On 17 September 2018 the Antimonopoly Office of the Slovak Republic, the Division of Concentrations, (hereafter "the Office") approved the merger which, according to the merger notification is grounded in the acquisition of indirect exclusive control by the undertaking Dr. Martin Čepel, Ph.D., MBA (hereafter "Dr. Čepel") over the part of the assets based on which the turnover can be reached by the undertaking OKTAN, a.s., seated at Slavkovská 9, 060 42 Kežmarok (hereafter "Oktan") on the basis of the long-term lease of assets for the operation of 12 petrol stations.
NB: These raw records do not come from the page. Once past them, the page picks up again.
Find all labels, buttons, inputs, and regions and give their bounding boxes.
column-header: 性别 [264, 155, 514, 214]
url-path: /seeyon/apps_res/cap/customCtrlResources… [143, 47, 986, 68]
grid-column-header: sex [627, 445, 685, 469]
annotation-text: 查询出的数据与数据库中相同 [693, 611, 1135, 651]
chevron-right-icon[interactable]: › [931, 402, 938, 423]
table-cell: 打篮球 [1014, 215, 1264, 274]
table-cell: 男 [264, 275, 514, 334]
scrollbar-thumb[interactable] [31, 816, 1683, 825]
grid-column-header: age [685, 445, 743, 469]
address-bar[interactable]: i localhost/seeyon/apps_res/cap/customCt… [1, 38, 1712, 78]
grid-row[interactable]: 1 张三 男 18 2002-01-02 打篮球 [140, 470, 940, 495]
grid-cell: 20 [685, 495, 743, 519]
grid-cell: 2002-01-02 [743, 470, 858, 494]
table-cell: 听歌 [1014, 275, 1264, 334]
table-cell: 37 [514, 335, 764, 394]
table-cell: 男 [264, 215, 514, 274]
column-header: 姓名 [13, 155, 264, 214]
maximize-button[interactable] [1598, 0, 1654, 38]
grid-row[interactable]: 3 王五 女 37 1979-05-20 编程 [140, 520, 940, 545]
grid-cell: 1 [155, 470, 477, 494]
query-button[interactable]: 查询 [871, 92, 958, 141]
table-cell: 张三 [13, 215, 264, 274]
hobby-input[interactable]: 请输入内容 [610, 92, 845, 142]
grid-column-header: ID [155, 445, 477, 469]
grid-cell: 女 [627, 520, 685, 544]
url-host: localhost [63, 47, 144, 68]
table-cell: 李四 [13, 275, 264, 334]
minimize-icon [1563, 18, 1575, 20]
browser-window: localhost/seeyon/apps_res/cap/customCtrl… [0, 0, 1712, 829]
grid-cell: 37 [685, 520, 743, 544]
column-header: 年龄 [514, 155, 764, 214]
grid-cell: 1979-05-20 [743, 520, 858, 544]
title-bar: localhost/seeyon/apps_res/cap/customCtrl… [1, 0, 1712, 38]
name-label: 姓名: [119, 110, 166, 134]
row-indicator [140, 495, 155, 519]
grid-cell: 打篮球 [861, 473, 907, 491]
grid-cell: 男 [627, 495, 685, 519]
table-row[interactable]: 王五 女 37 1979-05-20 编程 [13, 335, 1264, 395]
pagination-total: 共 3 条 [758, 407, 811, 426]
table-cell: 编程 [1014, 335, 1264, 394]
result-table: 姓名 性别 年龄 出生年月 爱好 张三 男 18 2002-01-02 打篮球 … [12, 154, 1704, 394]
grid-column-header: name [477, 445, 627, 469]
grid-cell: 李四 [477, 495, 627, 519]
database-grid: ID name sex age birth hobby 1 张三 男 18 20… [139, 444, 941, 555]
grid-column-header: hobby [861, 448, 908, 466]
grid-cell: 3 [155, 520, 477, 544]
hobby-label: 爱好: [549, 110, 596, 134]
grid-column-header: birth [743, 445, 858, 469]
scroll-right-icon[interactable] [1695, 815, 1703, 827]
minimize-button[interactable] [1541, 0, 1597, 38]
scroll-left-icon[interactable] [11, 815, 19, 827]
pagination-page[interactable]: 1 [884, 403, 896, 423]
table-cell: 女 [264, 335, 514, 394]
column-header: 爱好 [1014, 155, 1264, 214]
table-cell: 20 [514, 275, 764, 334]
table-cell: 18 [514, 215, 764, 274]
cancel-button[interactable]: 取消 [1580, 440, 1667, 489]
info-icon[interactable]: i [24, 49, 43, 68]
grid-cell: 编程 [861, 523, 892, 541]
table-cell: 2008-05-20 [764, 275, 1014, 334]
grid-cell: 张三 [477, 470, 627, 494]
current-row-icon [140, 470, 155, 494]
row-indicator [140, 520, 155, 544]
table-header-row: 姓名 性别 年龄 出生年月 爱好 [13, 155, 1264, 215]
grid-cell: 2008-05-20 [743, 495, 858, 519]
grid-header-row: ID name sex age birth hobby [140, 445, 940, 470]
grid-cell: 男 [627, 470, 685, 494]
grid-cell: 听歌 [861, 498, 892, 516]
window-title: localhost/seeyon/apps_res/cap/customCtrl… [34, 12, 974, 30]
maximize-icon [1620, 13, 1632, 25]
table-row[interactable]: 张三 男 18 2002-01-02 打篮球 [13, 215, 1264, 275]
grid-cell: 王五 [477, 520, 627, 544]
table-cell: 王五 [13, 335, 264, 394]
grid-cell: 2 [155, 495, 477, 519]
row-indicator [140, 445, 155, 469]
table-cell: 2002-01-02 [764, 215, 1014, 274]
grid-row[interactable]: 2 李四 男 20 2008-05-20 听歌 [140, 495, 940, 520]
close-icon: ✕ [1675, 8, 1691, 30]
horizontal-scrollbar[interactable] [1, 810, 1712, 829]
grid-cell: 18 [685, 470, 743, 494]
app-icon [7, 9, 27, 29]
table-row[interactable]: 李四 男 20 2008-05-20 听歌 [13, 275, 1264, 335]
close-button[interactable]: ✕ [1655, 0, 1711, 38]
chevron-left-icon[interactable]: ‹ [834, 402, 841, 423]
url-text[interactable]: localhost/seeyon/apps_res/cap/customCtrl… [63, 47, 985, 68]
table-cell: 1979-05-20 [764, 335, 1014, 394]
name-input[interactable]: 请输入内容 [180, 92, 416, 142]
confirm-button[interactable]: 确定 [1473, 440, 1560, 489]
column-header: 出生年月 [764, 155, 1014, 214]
The undertaking Dr. Čepel jointly or exclusively controls companies operating in the retail sales of fuel and other goods at petrol stations, in the rental and operation of real estates, construction of residential buildings, advertising and catering services. The acquired part of the undertaking Oktan represents the assets used to operate 12 petrol stations.
Given that the economic group of Dr. Čepel and the undertaking Oktan operate in the retail sale of fuel and other goods at petrol stations, the Office focused on the horizontal assessment of the transaction concerned. Based on the number of petrol stations which will be controlled by Dr. Čepel after the merger, their deployment within the Slovak Republic, and due to the existence of significant competitors with stronger geographical coverage of the Slovak Republic, from the Slovak side of view the merger concerned does not give rise to competition concerns. Nor does it give rise to competition concerns from the local side of view, as in the territory of the city of Topoľčany and in its immediate surrounding (the only locality, where petrol stations of both parties to the merger are located) will be enough independent operators of petrol stations after the merger, too.
After the assessment of the documentation and information obtained during the administrative proceedings, the Office came to the conclusion that the merger in question is in accordance with the Article 12 Paragraph 1 of the Act, since it does not significantly impede effective competition in the relevant market, in particular as the result of the creation or strengthening of a dominant position.
The decision came into force on 3 October 2018.